“Church fowls, church fowls, you know! Mustn’t discourage them. Pious fowls! Godly fowls! An example for the parish. Better attendance lately.”

Then he caught up the two ladies and helped them into the vehicle, wishing them a pleasant drive and promising a nearly full moon shortly, after Medworth, very much as if the moon was really made of cheese and would be eaten for supper by Miss Horne and Miss Hobart.

When Sylvia got back to The Old Farm she amused Philip so much with her account of the service that he forgot to be angry with her for doing what at first he maintained put him in a false position.

All that autumn and winter Miss Horne and Miss Hobart wrestled with Satan for the souls of the hamlet; incidentally they wrestled with him for Sylvia’s soul, but she scratched the event by ceasing to appear at all in church, and intercourse between them became less frequent; the friends of Miss Horne and Miss Hobart had to be all or nothing, and not the least divergence of belief or opinion, manners or policy, was tolerated by these two bigoted old ladies. The congregation, notwithstanding their efforts, remained stationary, much to Philip’s satisfaction.

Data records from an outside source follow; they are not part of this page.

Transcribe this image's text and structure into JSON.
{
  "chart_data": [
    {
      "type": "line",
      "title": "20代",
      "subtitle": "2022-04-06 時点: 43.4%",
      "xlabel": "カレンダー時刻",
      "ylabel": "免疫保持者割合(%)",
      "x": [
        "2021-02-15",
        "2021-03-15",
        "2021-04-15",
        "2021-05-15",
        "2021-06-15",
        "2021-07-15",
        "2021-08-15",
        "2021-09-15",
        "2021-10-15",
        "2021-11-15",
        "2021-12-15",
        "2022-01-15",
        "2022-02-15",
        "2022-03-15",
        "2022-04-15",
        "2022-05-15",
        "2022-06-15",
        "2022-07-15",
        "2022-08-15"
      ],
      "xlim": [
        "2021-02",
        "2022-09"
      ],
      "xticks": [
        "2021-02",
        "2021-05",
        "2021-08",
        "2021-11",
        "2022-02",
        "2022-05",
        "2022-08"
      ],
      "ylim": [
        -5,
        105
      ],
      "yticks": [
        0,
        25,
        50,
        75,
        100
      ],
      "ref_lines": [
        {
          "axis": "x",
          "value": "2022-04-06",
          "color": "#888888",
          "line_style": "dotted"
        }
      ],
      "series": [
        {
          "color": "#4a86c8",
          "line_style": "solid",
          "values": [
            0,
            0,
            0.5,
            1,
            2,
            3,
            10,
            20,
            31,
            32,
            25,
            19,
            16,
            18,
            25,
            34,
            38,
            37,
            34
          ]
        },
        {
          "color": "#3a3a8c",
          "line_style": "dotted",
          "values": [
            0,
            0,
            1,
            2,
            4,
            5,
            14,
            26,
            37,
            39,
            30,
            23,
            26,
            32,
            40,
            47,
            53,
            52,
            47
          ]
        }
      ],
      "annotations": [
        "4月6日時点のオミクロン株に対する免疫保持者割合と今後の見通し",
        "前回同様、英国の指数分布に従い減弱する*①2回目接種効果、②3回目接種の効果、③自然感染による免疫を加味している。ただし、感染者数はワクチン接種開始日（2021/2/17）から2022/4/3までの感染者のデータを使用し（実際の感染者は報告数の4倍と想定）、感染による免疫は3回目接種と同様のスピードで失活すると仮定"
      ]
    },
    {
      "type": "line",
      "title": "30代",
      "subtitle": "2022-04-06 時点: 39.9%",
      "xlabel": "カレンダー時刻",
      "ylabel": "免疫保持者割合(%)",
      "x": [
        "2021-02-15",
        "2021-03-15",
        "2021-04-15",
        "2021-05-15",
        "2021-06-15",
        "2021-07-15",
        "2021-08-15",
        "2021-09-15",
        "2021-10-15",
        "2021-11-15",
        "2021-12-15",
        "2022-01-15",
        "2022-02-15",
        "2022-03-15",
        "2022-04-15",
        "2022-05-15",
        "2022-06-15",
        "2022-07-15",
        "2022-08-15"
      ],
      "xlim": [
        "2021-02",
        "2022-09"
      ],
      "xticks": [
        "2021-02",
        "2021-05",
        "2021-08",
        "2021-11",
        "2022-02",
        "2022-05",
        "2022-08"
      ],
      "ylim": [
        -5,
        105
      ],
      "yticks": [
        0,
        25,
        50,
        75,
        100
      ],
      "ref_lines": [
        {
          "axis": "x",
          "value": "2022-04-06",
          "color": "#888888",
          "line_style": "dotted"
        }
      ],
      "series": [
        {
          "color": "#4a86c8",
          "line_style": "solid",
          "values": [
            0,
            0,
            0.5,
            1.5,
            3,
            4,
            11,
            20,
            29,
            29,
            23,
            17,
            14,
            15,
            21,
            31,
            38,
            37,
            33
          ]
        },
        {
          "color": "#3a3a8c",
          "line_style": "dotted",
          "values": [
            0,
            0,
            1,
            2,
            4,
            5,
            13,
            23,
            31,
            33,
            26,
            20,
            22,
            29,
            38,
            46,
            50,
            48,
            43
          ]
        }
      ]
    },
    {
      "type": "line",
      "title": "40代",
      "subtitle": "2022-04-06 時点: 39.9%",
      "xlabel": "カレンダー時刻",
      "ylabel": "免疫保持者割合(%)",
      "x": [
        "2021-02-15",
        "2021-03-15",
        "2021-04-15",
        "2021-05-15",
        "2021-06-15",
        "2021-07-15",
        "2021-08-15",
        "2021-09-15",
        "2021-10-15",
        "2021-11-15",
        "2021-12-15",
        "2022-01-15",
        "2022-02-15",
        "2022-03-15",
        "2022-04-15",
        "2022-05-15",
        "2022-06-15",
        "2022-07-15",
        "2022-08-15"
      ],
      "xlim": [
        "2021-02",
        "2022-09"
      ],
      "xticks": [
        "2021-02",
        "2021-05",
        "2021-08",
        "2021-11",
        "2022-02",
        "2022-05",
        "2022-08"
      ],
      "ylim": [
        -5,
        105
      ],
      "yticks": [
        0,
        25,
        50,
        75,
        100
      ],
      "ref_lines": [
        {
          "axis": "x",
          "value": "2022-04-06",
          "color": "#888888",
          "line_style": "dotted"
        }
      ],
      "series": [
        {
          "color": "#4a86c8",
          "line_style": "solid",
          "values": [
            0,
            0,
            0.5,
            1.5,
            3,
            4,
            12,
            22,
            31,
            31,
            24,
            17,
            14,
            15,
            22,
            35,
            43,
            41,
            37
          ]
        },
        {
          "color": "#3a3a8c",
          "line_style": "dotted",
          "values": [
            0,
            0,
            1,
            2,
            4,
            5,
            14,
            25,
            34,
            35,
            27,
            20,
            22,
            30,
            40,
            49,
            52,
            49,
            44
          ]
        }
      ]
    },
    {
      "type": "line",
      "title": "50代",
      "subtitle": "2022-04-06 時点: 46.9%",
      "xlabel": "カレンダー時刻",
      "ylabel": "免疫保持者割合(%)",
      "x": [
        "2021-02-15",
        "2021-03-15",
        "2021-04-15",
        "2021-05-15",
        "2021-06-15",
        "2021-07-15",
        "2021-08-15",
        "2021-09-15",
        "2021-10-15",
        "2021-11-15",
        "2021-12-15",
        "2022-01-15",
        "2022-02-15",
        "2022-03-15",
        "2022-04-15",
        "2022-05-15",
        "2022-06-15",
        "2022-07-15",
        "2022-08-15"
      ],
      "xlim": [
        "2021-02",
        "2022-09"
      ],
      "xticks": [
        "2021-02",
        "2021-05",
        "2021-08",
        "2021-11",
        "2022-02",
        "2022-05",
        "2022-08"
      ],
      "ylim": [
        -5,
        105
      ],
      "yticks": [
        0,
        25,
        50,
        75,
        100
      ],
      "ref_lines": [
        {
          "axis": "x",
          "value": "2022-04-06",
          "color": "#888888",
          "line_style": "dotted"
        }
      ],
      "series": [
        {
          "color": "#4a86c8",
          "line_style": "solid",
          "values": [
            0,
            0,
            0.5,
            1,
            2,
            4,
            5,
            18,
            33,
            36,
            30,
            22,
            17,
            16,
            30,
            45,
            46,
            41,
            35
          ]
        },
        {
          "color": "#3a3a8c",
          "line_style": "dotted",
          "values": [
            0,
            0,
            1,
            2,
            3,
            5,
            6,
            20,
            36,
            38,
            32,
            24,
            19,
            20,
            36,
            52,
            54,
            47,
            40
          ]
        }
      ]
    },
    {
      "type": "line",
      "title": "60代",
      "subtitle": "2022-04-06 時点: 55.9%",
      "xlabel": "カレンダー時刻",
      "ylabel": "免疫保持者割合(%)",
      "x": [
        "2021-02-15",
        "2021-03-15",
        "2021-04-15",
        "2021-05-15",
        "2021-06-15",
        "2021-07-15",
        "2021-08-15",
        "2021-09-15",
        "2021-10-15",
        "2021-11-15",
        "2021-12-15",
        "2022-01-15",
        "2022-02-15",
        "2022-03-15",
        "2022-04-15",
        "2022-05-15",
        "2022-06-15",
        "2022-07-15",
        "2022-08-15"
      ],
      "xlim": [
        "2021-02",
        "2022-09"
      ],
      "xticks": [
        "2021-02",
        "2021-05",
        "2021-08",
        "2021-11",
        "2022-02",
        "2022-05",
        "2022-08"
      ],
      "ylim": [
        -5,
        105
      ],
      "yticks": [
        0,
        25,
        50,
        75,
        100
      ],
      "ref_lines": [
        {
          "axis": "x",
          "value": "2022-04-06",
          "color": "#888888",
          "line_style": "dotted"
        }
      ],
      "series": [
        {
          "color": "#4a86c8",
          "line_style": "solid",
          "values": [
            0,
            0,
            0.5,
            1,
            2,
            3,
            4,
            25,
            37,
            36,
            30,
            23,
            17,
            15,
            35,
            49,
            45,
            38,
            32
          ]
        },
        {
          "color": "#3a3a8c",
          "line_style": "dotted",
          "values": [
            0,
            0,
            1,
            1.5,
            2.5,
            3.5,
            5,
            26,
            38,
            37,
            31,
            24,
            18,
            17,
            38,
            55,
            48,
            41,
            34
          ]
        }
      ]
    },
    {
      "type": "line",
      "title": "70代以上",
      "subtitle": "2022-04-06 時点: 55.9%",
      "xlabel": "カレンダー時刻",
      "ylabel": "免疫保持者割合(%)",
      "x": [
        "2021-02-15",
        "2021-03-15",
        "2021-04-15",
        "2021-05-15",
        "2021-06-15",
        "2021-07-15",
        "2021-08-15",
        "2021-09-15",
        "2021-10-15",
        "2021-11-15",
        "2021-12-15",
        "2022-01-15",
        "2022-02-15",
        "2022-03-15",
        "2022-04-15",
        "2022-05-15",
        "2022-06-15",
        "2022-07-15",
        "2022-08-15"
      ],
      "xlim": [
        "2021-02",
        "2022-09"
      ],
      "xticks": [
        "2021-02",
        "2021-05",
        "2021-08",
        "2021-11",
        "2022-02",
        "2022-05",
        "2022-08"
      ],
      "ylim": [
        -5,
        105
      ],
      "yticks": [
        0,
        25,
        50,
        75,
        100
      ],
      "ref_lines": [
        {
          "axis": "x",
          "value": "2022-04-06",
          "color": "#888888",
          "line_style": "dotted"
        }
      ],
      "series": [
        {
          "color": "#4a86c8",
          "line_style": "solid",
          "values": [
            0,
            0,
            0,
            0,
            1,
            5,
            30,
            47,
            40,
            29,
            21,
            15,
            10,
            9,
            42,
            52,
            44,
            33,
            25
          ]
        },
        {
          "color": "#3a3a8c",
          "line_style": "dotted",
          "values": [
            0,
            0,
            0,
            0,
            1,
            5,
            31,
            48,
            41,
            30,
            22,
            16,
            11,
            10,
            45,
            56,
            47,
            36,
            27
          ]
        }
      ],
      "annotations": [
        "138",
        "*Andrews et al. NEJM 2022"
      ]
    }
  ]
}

“The truth is,” he said, “that the measure of their power is the pocket. Every scamp in the parish who thinks it will pay him to go to church is going to church. The others don’t go at all or walk over to Medworth.”

Her contemplation of the progress of religion in Green Lanes, which, however much she affected to laugh at it, could not help interesting Sylvia on account of her eccentric friend the vicar, was temporarily interrupted by a visit from Gertrude Iredale. Remembering what Miss Ashley had told her, Sylvia had insisted upon Philip’s asking his sister to stay, and he had obviously been touched by her suggestion. Gertrude perhaps had also taken some advice from Miss Ashley, for she was certainly less inclined to wonder what her brother would do about his clothes the year after next. She could not, however, altogether keep to herself her criticism of the housewifery at The Old Farm, a simple business in Sylvia’s eyes, which consisted of letting the cook do exactly as she liked, with what she decided were very satisfactory results.

“But it’s so extravagant,” Gertrude objected.

“Well, Philip doesn’t grumble. We can afford to pay a little extra every week to have the house comfortably run.”

“But the principle is so bad,” Gertrude insisted.

“Oh, principle,” said Sylvia in an airy way, which must have been galling to her sister-in-law. “I don’t believe in principles. Principles are only excuses for what we want to think or what we want to do.”